While in a lot of ways I didn't like the character of Ed, I felt like I knew him really well and that he could be a real person. He was very focused on sports, and he likes Min a lot, but he can't ever really explain why since they really do have very little in common -- he's the perfect balance of desirable but not necessarily likable, and Handler does an excellent job of painting him in a realistic light.
And then, the secondary characters are all equally compelling and important to the story! I hate it when authors introduce secondary characters just for the purpose of having them around without fully forming them as human beings. All of the people in this book were really people. I could imagine them and imagine myself knowing people like them in high school. So well done.
There is just something about Daniel Handler's writing that gets me on a very visceral level. I just FEEL the language. I don't really consider myself the kind of person who cares about language and well-written-ness above all else in a book, but in this one the writing really brought the story to another level. I feel like I can't explain myself accurately without giving you an example, so here's a quote from Why We Broke Up:
"Ed, it was wonderful. To stutter through it with you or even stop stuttering and say nothing, was so lucky and soft, better talk than mile-a-minute with anyone. After a few minutes we'd stop rattling, we'd adjust, we'd settle in, and the conversation would speed into the night. Sometimes it was just laughing at the comparing of favorites, I love that flavor, that color's cool, that album sucks, I've never seen that show, she's awesome, he's an idiot, you must be kidding, no way mine's better, safe and hilarious like tickling."
I love it when writers take liberties with language -- writing more for feeling than for story, but still managing to propel the story forward anyway. The entire book is written like this, and it's just great. There's a particular passage toward the end of the book that really got to me when Min is explaining how she sees herself that helped me really get the feeling that Daniel Handler really understands his characters, and is really an expert at creating them through language.

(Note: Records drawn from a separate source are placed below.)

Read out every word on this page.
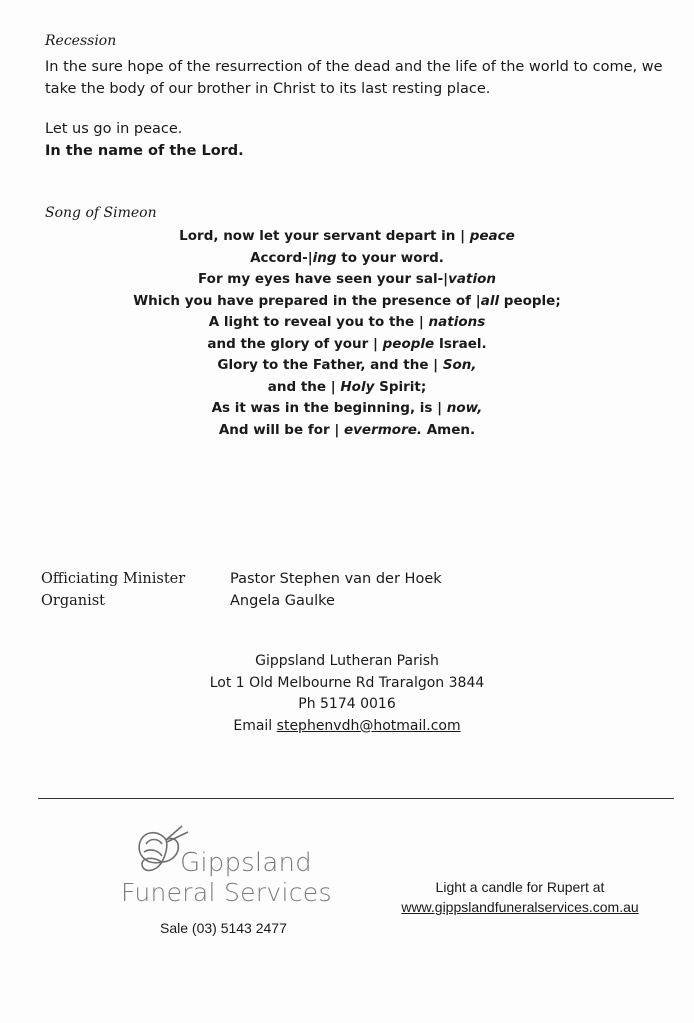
Recession
In the sure hope of the resurrection of the dead and the life of the world to come, we
take the body of our brother in Christ to its last resting place.
Let us go in peace.
In the name of the Lord.
Song of Simeon
Lord, now let your servant depart in | peace
Accord-|ing to your word.
For my eyes have seen your sal-|vation
Which you have prepared in the presence of |all people;
A light to reveal you to the | nations
and the glory of your | people Israel.
Glory to the Father, and the | Son,
and the | Holy Spirit;
As it was in the beginning, is | now,
And will be for | evermore. Amen.
Officiating Minister	Pastor Stephen van der Hoek
Organist	Angela Gaulke
Gippsland Lutheran Parish
Lot 1 Old Melbourne Rd Traralgon 3844
Ph 5174 0016
Email stephenvdh@hotmail.com
Gippsland
Funeral Services
Sale (03) 5143 2477
Light a candle for Rupert at
www.gippslandfuneralservices.com.au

Why We Broke Up as a piece of written literature is, on its own, a great work. What brings it up to yet another level is the addition of Kalman's illustrations. Bright and unusual and realistic while keeping a sense of whimsy, they really add to the atmosphere of the writing, and the words and pictures together perfectly. I hope Handler and Kalman continue to work together, because they really do seem to be on the same wavelength.
Basically, whether it's because of my biased opinions or not, this is definitely the best book I've read so far this year, and I can't imagine that another book is going to surpass it (I'll let you know if it happens). Recommended for fans of John Green, lovers of unusual written language that doesn't follow the rules, teens who don't fit in, and adults who didn't when they were teens either.